Pinggir jurang, tebing laut, atau tepi jalan tol. Banyak sekali. Masih bingung
memilih. Mungkin nanti, kalau aku sudah benar-benar capek.
Kulihat
lelaki berkumis itu sudah berdiri di depan mobilnya pas dekat pintu gerbang
sekolah. Mobil sedan putih. Kacanya gelap. Segelap orangnya aku pikir. Muak aku
melihat orang yang lebih pantas kupanggil om ini. Seperti biasa dia selalu
tersenyum menyeringai. Padahal giginya jelek.

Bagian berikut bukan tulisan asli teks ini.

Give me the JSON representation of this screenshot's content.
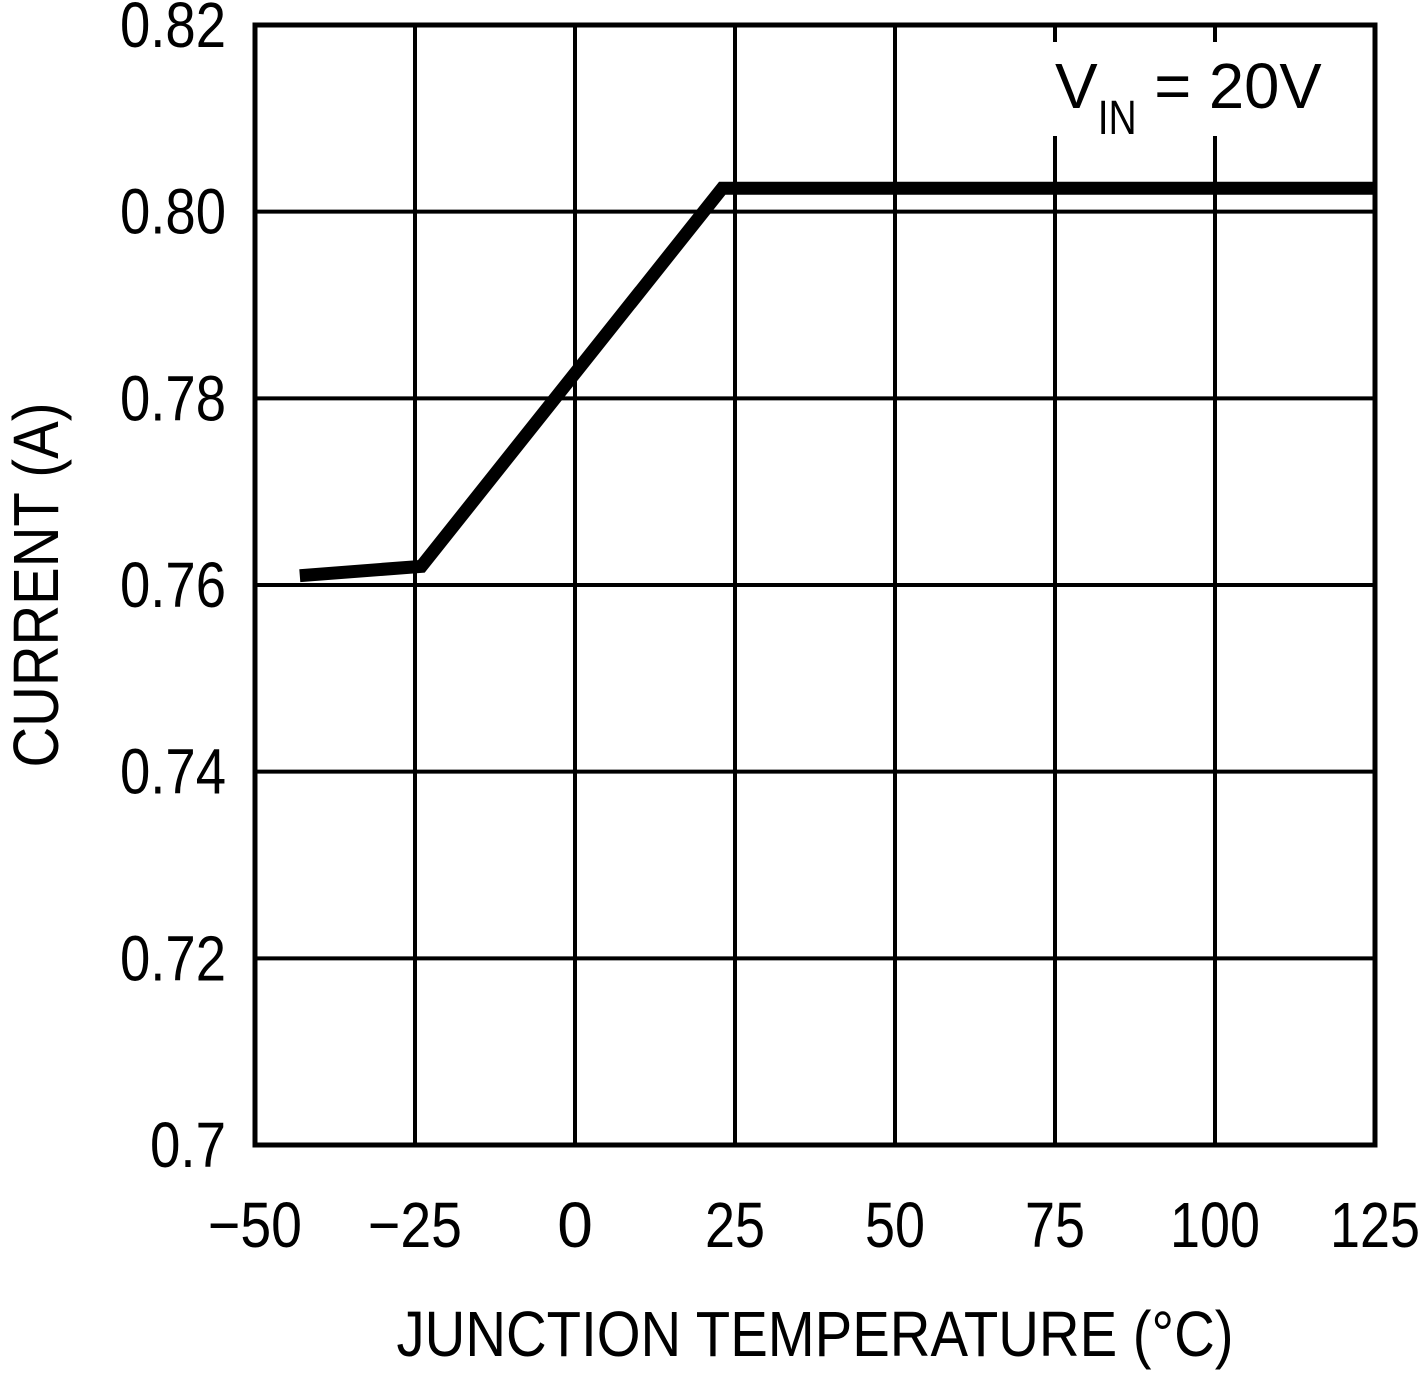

Ah orang ini tidak ada
bagus-bagusnya.
“Halo
sayang, mau kemana hari ini rencananya?”
“
Terserah” ujarku sambil membuka pintu mobil bagian depan.
“
Waw jangan cemberut begitu donk sayang,” kata lelaki itu sambil memegang
daguku.
“
Ayoo mau pergi atau nggak nih. Aku pulang sendiri deh kalau kelamaan di sini.”
“
Iya iya sayang, ayo kita pergi ke tempat biasanya yaa, hehehe.”
Mobil
putih itu pun meluncur pergi. Tapi tidak dengan kegalauanku. Selalu seperti
ini. Lelaki berkumis ini pasti selalu menjemputku sepulang sekolah. Tidak
sekedar menjemput. Dia selalu minta dilayani nafsunya. Ya, nafsu birahinya.
Minimal sebulan tiga kali. Aku terpaksa melayaninya. Dia selalu mengancamku,
mengancam ibuku, mengancam kami berdua. Siapa lelaki berkumis itu? Dia lah
selingkuhan ibuku. Dia datang saat ayah ku tidak lagi peduli pada ku dan ibu.

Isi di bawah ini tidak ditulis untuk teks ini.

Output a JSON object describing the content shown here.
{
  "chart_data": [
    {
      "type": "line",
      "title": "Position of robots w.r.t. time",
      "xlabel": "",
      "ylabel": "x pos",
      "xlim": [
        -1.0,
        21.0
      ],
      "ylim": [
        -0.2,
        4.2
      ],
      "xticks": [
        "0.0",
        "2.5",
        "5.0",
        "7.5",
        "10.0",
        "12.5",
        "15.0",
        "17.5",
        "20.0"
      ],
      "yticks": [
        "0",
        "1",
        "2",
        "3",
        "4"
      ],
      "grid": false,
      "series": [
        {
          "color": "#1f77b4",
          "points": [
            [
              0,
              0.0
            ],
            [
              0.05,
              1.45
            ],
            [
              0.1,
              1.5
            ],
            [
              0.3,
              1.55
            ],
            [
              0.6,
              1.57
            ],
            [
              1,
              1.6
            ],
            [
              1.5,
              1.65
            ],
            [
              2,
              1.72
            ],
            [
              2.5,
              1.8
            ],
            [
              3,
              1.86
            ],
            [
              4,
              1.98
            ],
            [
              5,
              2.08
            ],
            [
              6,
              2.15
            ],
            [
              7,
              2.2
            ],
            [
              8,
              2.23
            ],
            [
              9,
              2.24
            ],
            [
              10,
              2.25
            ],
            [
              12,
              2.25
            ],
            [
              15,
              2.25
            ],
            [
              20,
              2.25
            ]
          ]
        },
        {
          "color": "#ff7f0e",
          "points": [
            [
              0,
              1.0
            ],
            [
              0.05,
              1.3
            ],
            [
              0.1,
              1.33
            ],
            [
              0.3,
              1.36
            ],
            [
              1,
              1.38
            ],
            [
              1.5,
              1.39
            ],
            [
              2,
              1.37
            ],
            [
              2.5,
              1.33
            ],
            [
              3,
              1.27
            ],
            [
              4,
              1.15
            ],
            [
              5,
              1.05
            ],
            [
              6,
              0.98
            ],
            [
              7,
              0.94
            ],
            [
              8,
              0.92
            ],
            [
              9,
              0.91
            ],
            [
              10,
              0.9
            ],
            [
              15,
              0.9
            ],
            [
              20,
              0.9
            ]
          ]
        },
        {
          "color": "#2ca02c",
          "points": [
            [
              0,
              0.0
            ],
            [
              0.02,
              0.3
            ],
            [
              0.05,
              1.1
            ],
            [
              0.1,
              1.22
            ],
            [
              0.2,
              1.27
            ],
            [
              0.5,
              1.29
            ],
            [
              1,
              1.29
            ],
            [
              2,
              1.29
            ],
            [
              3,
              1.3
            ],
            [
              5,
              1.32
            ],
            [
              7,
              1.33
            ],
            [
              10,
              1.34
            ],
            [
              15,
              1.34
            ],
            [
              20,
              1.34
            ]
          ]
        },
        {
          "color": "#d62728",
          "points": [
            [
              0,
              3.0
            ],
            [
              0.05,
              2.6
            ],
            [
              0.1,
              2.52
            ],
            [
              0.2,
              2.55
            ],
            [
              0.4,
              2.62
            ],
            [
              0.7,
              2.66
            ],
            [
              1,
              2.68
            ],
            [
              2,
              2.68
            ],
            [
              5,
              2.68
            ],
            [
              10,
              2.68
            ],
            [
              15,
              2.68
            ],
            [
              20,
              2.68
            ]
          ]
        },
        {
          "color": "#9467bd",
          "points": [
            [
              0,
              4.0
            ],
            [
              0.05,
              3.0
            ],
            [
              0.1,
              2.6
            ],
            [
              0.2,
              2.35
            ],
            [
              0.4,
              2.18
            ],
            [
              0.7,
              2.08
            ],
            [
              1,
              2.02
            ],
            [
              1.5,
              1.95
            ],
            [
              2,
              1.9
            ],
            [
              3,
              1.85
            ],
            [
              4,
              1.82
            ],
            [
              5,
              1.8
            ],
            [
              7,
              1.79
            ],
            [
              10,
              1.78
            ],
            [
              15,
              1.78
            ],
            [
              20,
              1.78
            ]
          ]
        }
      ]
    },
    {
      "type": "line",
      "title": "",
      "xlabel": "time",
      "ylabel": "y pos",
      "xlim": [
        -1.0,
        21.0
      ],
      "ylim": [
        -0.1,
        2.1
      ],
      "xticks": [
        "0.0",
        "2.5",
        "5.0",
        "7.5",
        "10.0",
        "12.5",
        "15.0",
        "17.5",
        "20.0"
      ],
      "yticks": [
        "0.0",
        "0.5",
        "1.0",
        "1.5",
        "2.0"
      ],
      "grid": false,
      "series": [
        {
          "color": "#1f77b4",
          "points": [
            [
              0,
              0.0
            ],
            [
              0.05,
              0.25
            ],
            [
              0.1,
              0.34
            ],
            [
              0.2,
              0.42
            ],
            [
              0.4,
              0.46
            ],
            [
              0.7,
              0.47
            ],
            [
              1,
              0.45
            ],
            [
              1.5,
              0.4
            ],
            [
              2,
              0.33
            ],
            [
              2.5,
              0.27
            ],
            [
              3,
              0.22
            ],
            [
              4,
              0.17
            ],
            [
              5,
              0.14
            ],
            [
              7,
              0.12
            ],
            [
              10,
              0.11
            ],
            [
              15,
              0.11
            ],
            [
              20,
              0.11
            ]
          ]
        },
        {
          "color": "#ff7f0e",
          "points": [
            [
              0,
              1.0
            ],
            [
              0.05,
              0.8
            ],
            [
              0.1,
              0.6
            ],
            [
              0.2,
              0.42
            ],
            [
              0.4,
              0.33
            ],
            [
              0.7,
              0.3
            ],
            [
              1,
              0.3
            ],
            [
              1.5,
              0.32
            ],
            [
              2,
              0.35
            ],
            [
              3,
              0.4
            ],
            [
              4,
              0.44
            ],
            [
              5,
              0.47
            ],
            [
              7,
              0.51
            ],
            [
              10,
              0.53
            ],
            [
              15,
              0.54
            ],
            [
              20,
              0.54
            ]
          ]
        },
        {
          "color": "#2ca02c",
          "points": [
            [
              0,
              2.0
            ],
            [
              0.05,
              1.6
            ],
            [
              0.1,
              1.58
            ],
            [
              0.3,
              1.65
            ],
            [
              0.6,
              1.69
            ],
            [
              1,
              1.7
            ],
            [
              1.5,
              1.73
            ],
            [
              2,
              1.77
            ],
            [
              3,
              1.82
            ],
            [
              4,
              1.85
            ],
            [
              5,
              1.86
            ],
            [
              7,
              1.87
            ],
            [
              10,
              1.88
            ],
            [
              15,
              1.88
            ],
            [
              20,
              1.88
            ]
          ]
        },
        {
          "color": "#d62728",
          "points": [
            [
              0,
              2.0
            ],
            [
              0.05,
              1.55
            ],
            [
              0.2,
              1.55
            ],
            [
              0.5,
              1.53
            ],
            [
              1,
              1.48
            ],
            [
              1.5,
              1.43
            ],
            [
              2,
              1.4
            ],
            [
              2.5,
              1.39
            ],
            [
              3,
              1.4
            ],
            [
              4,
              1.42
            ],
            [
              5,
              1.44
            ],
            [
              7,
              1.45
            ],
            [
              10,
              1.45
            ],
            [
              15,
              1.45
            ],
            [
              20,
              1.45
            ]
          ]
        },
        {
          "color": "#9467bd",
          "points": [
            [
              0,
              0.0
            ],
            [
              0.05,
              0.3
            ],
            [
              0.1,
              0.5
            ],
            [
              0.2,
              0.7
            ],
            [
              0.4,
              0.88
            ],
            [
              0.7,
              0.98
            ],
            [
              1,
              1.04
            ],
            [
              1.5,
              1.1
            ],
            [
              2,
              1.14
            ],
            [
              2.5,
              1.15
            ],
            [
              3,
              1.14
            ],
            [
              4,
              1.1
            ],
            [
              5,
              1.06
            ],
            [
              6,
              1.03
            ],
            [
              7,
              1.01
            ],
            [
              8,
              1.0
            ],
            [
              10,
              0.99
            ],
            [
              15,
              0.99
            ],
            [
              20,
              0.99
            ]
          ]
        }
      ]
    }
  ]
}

Saat ayah hanya datang pada ibu untuk memukul dan bertengkar.
“
Buuu, aku tidak mau lagi digituin om itu buuu. Aku muak, aku males lihat orang
itu.”
“
Sudah lah Nak bertahan saja. Dapat dari mana uang kalau tidak dari Mas Rokib,
nak. SPP dan tanggungan sekolahmu masih belum lunas.”
“
Biar aku cari kerja saja, Bu.”
“
Jangan Nak, kamu harus sekolah.”
“
Aku malu bu sama teman-teman. Daripada bergantung sama om itu terus.”
“
Biar sudah Nak, yang penting kamu dapat uang buat sekolah.”
“
Kalau gini aku ingin keluar sekolah saja bu.”
Ibuku
terlihat naik pitam. Dia mulai mengumpat.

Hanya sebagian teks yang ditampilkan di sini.